Well folks, it has finally come to and end. Or at least it looks that way. Via went on strike and then quickly resolved their issues while Toronto Outdoor and Indoor workers took a lot longer to come up with an agreement. Although news outlets reported yesterday that the strike was over, if you looked around the streets today, it doesn’t appear that way at all. Even the mayor is telling you to hold off on your garbage a few more days and to not send your kids back as of yet. They say it may take until the weekend to get everything back to normal. As enraged as I was this morning walking down to get my morning coffee from starbucks (yes, im a sucker) and finding garbage still all over the streets and smelling terribly, this article helped me to get a little perspective on why we aren’t back to normal even though an agreement has been reached
Most services unlikely to start up again before this weekend at the earliestJul 28, 2009 04:30 AM
Don’t put your garbage out on the curb just yet. And don’t even think about shipping the kids back to daycare this week.
Despite tentative agreements forged yesterday between the city and its striking workers, most municipal services are unlikely to resume until the weekend at the earliest. The city won’t release plans until after the deals are ratified.
Members of CUPE Local 416 and Local 79 will vote on their agreements tomorrow. Should they vote to ratify, city council will hold its own ratification vote Friday.
“It will take several days in many operations and program areas before the city can offer full service to residents and businesses,” city officials said in a news release. “For example, swimming pools must be cleaned and refilled, child-care centres must be reopened, cleaned and stocked with food, parks need maintenance and grass cutting, licence renewals and inspection applications must be processed, and many other matters must be addressed.”
City manager Joe Pennachetti said the city will provide “pages” of service resumption plans to the media and on the city’s website once the agreements are ratified.
Windsor’s 101-day strike ended Friday. Yesterday, community centres there opened their doors and garbage pickup began. Municipal pools and camps, however, were not expected to reopen before next week.

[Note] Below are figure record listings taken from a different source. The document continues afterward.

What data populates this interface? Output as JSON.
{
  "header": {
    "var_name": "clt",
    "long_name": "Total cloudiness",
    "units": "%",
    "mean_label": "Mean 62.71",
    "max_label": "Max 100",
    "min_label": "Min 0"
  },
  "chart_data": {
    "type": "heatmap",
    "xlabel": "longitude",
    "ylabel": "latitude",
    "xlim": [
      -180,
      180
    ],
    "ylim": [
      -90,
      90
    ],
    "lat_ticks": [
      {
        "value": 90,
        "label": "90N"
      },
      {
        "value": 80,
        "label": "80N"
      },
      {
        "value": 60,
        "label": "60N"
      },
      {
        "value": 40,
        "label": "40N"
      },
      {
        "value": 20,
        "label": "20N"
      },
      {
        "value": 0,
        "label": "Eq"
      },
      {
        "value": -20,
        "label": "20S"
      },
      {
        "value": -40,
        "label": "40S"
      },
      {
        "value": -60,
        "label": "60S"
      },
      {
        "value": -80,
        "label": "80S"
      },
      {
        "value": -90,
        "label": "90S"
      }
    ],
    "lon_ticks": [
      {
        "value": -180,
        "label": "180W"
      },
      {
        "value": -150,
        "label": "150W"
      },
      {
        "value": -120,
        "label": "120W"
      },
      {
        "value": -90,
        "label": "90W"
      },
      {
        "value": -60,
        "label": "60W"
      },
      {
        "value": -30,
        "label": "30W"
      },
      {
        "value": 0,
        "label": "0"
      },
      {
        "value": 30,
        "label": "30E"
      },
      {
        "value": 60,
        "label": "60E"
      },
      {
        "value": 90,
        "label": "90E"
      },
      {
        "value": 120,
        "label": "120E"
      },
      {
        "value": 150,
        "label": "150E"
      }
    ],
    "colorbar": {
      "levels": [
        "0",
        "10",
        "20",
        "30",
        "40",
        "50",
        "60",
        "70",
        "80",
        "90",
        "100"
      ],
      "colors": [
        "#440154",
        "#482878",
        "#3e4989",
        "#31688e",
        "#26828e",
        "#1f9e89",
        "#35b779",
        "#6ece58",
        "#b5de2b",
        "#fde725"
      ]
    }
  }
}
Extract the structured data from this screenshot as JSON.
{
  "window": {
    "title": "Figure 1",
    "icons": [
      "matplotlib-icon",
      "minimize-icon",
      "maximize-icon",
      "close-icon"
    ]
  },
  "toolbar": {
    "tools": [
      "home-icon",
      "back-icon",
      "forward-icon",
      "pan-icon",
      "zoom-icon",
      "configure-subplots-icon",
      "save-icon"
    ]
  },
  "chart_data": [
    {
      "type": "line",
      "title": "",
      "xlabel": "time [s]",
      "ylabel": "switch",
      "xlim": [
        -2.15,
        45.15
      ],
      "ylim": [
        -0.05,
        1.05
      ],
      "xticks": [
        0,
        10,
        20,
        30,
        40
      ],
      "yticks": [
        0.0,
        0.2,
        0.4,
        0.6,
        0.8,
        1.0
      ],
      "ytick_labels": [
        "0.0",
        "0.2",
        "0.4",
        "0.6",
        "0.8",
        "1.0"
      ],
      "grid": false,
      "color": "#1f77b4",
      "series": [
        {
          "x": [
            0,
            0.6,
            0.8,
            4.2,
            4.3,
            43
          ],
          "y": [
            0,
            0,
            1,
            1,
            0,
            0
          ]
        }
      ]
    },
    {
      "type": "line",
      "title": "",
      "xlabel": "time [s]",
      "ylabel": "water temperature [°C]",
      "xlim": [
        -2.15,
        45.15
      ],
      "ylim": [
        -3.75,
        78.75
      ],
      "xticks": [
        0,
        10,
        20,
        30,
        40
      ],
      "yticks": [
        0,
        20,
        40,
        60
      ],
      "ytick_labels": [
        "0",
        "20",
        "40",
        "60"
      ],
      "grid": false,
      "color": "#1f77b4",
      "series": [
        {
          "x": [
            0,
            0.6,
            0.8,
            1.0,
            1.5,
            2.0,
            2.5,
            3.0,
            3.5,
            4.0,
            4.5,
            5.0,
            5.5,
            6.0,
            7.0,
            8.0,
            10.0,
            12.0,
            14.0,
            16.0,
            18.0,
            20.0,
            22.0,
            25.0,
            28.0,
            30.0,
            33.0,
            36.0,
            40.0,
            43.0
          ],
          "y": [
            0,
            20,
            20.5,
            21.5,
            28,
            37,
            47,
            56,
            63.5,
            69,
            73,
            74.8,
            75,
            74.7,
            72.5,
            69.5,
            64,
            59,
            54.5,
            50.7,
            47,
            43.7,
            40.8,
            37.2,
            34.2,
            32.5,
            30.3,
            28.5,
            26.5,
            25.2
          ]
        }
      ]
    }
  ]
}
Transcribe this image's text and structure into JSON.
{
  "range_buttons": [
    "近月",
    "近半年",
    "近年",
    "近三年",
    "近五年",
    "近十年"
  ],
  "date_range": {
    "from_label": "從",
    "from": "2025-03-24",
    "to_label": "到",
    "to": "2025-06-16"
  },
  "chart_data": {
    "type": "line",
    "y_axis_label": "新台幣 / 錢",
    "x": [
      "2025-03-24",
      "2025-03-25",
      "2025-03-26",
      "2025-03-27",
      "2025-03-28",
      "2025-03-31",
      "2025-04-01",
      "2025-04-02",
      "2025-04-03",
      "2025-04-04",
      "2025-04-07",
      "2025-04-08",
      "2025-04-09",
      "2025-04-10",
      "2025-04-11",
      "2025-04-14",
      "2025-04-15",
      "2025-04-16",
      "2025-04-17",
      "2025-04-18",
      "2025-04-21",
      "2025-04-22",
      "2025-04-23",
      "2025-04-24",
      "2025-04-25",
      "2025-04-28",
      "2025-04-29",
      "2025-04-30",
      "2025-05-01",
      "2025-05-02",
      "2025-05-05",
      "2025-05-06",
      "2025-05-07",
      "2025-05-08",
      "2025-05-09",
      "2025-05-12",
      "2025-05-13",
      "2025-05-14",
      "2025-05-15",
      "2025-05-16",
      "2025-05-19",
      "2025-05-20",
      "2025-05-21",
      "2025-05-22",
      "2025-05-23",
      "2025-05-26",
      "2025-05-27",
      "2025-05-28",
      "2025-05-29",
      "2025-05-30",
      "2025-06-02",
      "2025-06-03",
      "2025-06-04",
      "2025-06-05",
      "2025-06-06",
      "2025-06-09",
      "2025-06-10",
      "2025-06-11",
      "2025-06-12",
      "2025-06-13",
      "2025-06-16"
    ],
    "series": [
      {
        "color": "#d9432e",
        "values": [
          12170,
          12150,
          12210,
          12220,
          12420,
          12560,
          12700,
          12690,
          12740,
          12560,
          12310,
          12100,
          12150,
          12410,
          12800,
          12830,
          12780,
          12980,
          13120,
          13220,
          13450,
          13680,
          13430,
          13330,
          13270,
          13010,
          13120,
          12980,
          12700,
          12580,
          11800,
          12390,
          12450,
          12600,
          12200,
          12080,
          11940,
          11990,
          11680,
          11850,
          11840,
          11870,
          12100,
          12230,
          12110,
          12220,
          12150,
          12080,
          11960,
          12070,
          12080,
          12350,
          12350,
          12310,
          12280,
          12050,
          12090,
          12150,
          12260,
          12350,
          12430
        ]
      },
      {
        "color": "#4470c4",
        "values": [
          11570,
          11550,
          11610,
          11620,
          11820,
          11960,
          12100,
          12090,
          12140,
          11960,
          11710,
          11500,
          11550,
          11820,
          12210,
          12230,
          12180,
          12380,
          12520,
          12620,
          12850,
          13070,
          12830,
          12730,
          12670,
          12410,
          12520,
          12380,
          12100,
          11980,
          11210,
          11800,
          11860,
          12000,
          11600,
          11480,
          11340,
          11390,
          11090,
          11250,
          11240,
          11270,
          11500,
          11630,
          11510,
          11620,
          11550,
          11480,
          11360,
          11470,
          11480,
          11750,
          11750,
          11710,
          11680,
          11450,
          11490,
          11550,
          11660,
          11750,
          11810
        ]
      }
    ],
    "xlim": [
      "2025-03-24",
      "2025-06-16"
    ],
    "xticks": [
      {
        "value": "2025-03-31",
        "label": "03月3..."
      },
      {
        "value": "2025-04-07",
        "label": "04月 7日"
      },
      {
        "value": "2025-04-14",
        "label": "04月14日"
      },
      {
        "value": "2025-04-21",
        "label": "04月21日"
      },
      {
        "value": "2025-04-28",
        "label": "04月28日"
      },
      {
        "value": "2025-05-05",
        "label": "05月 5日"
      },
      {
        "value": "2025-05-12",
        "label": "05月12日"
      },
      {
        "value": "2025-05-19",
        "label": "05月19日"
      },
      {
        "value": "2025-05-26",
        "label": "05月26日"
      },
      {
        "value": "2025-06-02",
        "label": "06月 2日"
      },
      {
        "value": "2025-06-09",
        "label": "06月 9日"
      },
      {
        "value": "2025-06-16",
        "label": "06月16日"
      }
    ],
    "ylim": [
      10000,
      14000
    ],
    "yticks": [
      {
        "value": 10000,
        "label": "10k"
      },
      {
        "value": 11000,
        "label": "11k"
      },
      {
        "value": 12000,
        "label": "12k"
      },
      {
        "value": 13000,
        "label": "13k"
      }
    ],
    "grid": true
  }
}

In 2002, Toronto rapidly returned to some semblance of normality after striking workers were legislated back to work on a Thursday in August. Island ferry service resumed the next day as ambulance service returned to regular levels and golf courses reopened; day camps and daycares reopened Monday; indoor pools reopened by Sunday, outdoor pools by Monday.
Street garbage bins and temporary garbage dumps were cleaned over the weekend; household waste collection began on the next scheduled collection day.
According to an unscientific sampling of Yonge St. pedestrians conducted yesterday, it is the city’s garbage situation that Torontonians overwhelmingly want resolved most quickly. But they will have to wait: temporary dump sites will continue to operate until further notice, said Mayor David Miller.
Miller urged residents to keep their trash at home for a few more days if they can. The cleanup of the temporary dumps will not take long, he said, but the process cannot begin until council ratification.
That approval cannot come quickly enough for Tanisha King, 9, or her grandmother Leanne King. Tanisha, a competitive gymnast, has missed a month’s worth of cancelled sessions. In the absence of municipal pools, her grandmother has struggled to entertain her.
“We go to the pool every day in summer,” said Leanne King.
“We went down to the beach, but it’s not very clean.”